MusECI, short for Musical Elementary Composable Ideas, is domain specific embedded language for representing musical structures in Python. MusECI takes an approach inspired by the idea of elementary composable ideas, or ECIs. ECIs are simple, atomic concepts that can be combined, or composed, to form more complex concepts and relationships. For example, there is some evidence to suggest that “surface” is one such concept that infants have and use to build other concepts, such as collections of surfaces forming objects and internal spaces. This style of representation has been proposed to underly human natural language processing tasks such as describing and referring to items and events in visual environments.

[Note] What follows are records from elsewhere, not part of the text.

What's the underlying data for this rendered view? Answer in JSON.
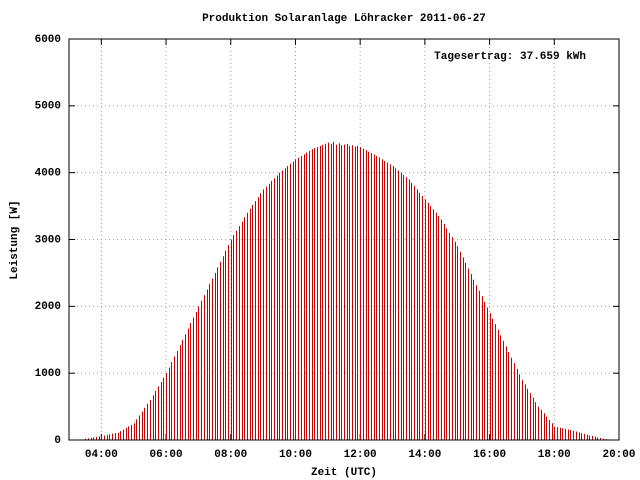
{
  "chart_data": {
    "type": "impulse",
    "title": "Produktion Solaranlage Löhracker 2011-06-27",
    "annotation": "Tagesertrag: 37.659 kWh",
    "x_label": "Zeit (UTC)",
    "y_label": "Leistung [W]",
    "color": "#cc0000",
    "grid": true,
    "xlim": [
      180,
      1200
    ],
    "ylim": [
      0,
      6000
    ],
    "xticks": [
      {
        "value": 240,
        "label": "04:00"
      },
      {
        "value": 360,
        "label": "06:00"
      },
      {
        "value": 480,
        "label": "08:00"
      },
      {
        "value": 600,
        "label": "10:00"
      },
      {
        "value": 720,
        "label": "12:00"
      },
      {
        "value": 840,
        "label": "14:00"
      },
      {
        "value": 960,
        "label": "16:00"
      },
      {
        "value": 1080,
        "label": "18:00"
      },
      {
        "value": 1200,
        "label": "20:00"
      }
    ],
    "yticks": [
      0,
      1000,
      2000,
      3000,
      4000,
      5000,
      6000
    ],
    "x": [
      210,
      215,
      220,
      225,
      230,
      235,
      240,
      245,
      250,
      255,
      260,
      265,
      270,
      275,
      280,
      285,
      290,
      295,
      300,
      305,
      310,
      315,
      320,
      325,
      330,
      335,
      340,
      345,
      350,
      355,
      360,
      365,
      370,
      375,
      380,
      385,
      390,
      395,
      400,
      405,
      410,
      415,
      420,
      425,
      430,
      435,
      440,
      445,
      450,
      455,
      460,
      465,
      470,
      475,
      480,
      485,
      490,
      495,
      500,
      505,
      510,
      515,
      520,
      525,
      530,
      535,
      540,
      545,
      550,
      555,
      560,
      565,
      570,
      575,
      580,
      585,
      590,
      595,
      600,
      605,
      610,
      615,
      620,
      625,
      630,
      635,
      640,
      645,
      650,
      655,
      660,
      665,
      670,
      675,
      680,
      685,
      690,
      695,
      700,
      705,
      710,
      715,
      720,
      725,
      730,
      735,
      740,
      745,
      750,
      755,
      760,
      765,
      770,
      775,
      780,
      785,
      790,
      795,
      800,
      805,
      810,
      815,
      820,
      825,
      830,
      835,
      840,
      845,
      850,
      855,
      860,
      865,
      870,
      875,
      880,
      885,
      890,
      895,
      900,
      905,
      910,
      915,
      920,
      925,
      930,
      935,
      940,
      945,
      950,
      955,
      960,
      965,
      970,
      975,
      980,
      985,
      990,
      995,
      1000,
      1005,
      1010,
      1015,
      1020,
      1025,
      1030,
      1035,
      1040,
      1045,
      1050,
      1055,
      1060,
      1065,
      1070,
      1075,
      1080,
      1085,
      1090,
      1095,
      1100,
      1105,
      1110,
      1115,
      1120,
      1125,
      1130,
      1135,
      1140,
      1145,
      1150,
      1155,
      1160,
      1165,
      1170,
      1175,
      1180,
      1185
    ],
    "values": [
      20,
      27,
      33,
      40,
      47,
      53,
      60,
      68,
      77,
      85,
      93,
      102,
      110,
      133,
      157,
      180,
      203,
      227,
      250,
      308,
      367,
      425,
      483,
      542,
      600,
      667,
      733,
      800,
      867,
      933,
      1000,
      1083,
      1167,
      1250,
      1333,
      1417,
      1500,
      1583,
      1667,
      1750,
      1833,
      1917,
      2000,
      2083,
      2167,
      2250,
      2333,
      2417,
      2500,
      2583,
      2667,
      2750,
      2833,
      2917,
      3000,
      3067,
      3133,
      3200,
      3267,
      3333,
      3400,
      3458,
      3517,
      3575,
      3633,
      3692,
      3750,
      3792,
      3833,
      3875,
      3917,
      3958,
      4000,
      4033,
      4067,
      4100,
      4133,
      4167,
      4200,
      4225,
      4250,
      4275,
      4300,
      4325,
      4350,
      4367,
      4383,
      4400,
      4417,
      4433,
      4450,
      4430,
      4460,
      4420,
      4440,
      4410,
      4420,
      4430,
      4400,
      4410,
      4390,
      4400,
      4380,
      4358,
      4337,
      4315,
      4293,
      4272,
      4250,
      4225,
      4200,
      4175,
      4150,
      4125,
      4100,
      4067,
      4033,
      4000,
      3967,
      3933,
      3900,
      3850,
      3800,
      3750,
      3700,
      3650,
      3600,
      3550,
      3500,
      3450,
      3400,
      3350,
      3300,
      3233,
      3167,
      3100,
      3033,
      2967,
      2900,
      2817,
      2733,
      2650,
      2567,
      2483,
      2400,
      2317,
      2233,
      2150,
      2067,
      1983,
      1900,
      1817,
      1733,
      1650,
      1567,
      1483,
      1400,
      1317,
      1233,
      1150,
      1067,
      983,
      900,
      833,
      767,
      700,
      633,
      567,
      500,
      450,
      400,
      350,
      300,
      250,
      200,
      192,
      183,
      175,
      167,
      158,
      150,
      138,
      127,
      115,
      103,
      92,
      80,
      70,
      60,
      50,
      40,
      30,
      20,
      15,
      10,
      5
    ]
  }
}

MusECI is a declarative and functional language that also has features of query languages. Musical features and operations are represented at the level of a paper score using objects that correspond closely to those found in parses of natural language sentences about music. MusECI also allows representation of partially-specified musical concepts and the matching of these templates against concrete values, facilitating a query operation for finding specific areas of a score referred to in a natural language sentence. MusECI is being integrated with the TRIPS parser for a use case called “composition by conversation,” where the human and computer take turns talking about and altering a musical score. Preliminary integration performed so far permits basic conversations where the human can direct the computer to alter individual notes. Many of the data structures used also mirror those found in other geometric tasks, such as moving objects in a two-dimensional space and disambiguating between entities with similar properties.
MusECI can also be used for basic algorithmic composition, as it features conversion of its data structures to and from MIDI file format and supports a number of commonly used musical transformations, such as retrograde and inversion. This generative side to MusECI is important for handling more complex interactive tasks that may require large alterations of a composition from a relatively simple utterance or the creation of new material from scratch, such as in response to “I don’t like the harmony in measure 2, try something different.”